|"Time and time again she drew the mats under the wheels".|
The first expedition carried four 50 foot rolls, eighteen inches wide, of coconut fibre matting to assist the vehicles in negotiating soft sand and dunes, "All hands to the mats", became a monotonous cry from Blakeley as the men pushed west, the matting was laid in front of the vehicle and the leading edge carefully guided under the front wheels, it was a tricky job to keep the heavy Thornycroft on the narrow trackway with the chance of the driving wheels pulling the matting out of control and into a tangled heap, sometimes resulting in a worse bog and no progress made.
It was probably the most arduous job on the expedition and took at least four strong men to run an efficient relay of the heavy lose material ahead of the vehicles, occasional spurts of unassisted headway were a mixed blessing, the thorn ridden matting had to be carried that much further. Sutherland and Blakeley were impressed and amused that the Captain would suffer without complaint, the spear points of the porcupine spinifex, the sweat and the sand, "for experience", although the well organised Captain would have wondered at the lack of gloves for the mat men.
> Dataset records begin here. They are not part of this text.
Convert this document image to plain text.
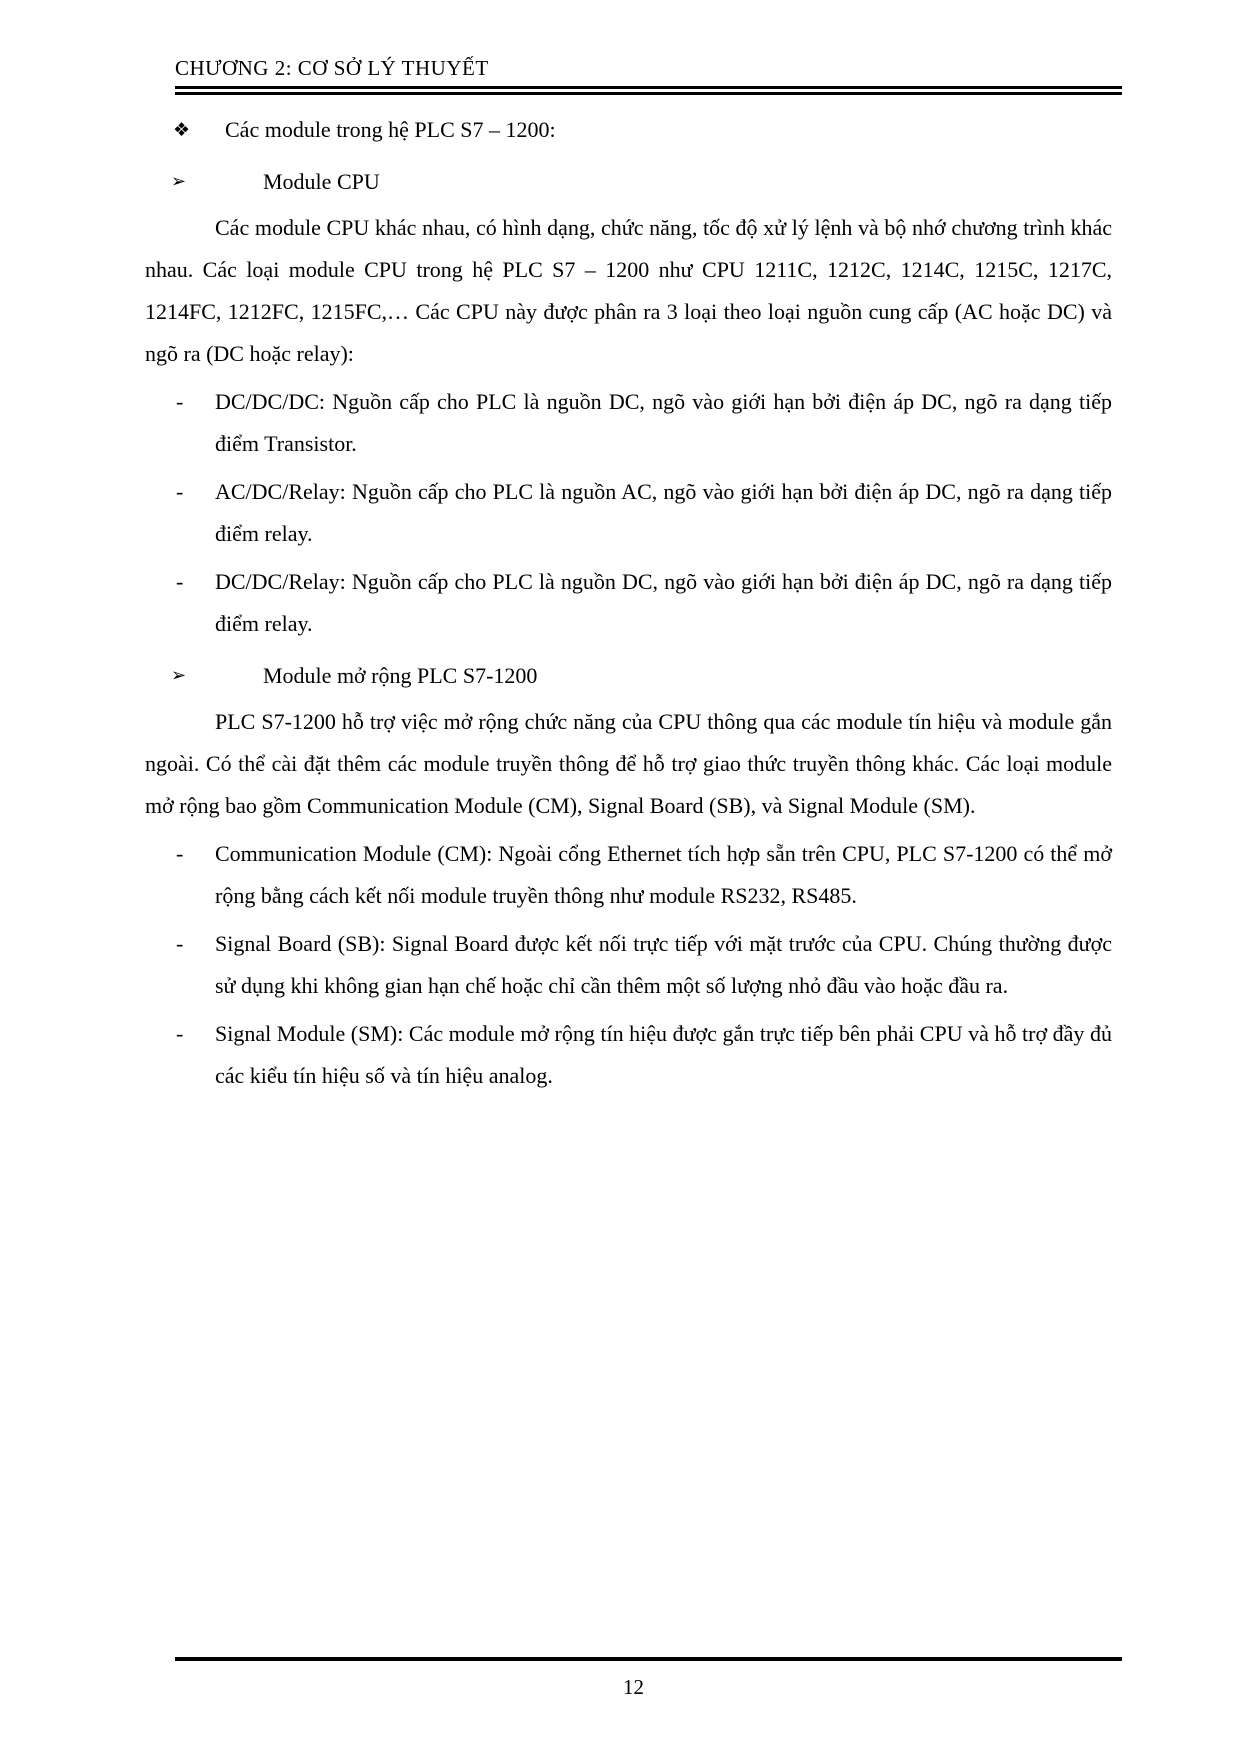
CHƯƠNG 2: CƠ SỞ LÝ THUYẾT
❖ Các module trong hệ PLC S7 – 1200:
➢	Module CPU
Các module CPU khác nhau, có hình dạng, chức năng, tốc độ xử lý lệnh và bộ nhớ chương trình khác nhau. Các loại module CPU trong hệ PLC S7 – 1200 như CPU 1211C, 1212C, 1214C, 1215C, 1217C, 1214FC, 1212FC, 1215FC,… Các CPU này được phân ra 3 loại theo loại nguồn cung cấp (AC hoặc DC) và ngõ ra (DC hoặc relay):
- DC/DC/DC: Nguồn cấp cho PLC là nguồn DC, ngõ vào giới hạn bởi điện áp DC, ngõ ra dạng tiếp điểm Transistor.
- AC/DC/Relay: Nguồn cấp cho PLC là nguồn AC, ngõ vào giới hạn bởi điện áp DC, ngõ ra dạng tiếp điểm relay.
- DC/DC/Relay: Nguồn cấp cho PLC là nguồn DC, ngõ vào giới hạn bởi điện áp DC, ngõ ra dạng tiếp điểm relay.
➢	Module mở rộng PLC S7-1200
PLC S7-1200 hỗ trợ việc mở rộng chức năng của CPU thông qua các module tín hiệu và module gắn ngoài. Có thể cài đặt thêm các module truyền thông để hỗ trợ giao thức truyền thông khác. Các loại module mở rộng bao gồm Communication Module (CM), Signal Board (SB), và Signal Module (SM).
- Communication Module (CM): Ngoài cổng Ethernet tích hợp sẵn trên CPU, PLC S7-1200 có thể mở rộng bằng cách kết nối module truyền thông như module RS232, RS485.
- Signal Board (SB): Signal Board được kết nối trực tiếp với mặt trước của CPU. Chúng thường được sử dụng khi không gian hạn chế hoặc chỉ cần thêm một số lượng nhỏ đầu vào hoặc đầu ra.
- Signal Module (SM): Các module mở rộng tín hiệu được gắn trực tiếp bên phải CPU và hỗ trợ đầy đủ các kiểu tín hiệu số và tín hiệu analog.
12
The reduced manpower on the expeditions journey to Lasseter's Lookout was keenly felt when it came to wrestling the now well worn coir strips into place, ( the Captain had returned to duty and Micky to his own country) "when it got down to George and me and with the hot weather on us, I can tell you we often got the trembles". The matting had limitations and could not be used in stony ground and very carefully at creek crossings, sharp stones and pebbles frayed the matting very quickly. Blakeley probably considered abandoning the heavy bulky equipment and wondered if this aid did not get the vehicles into more bogs than out of them.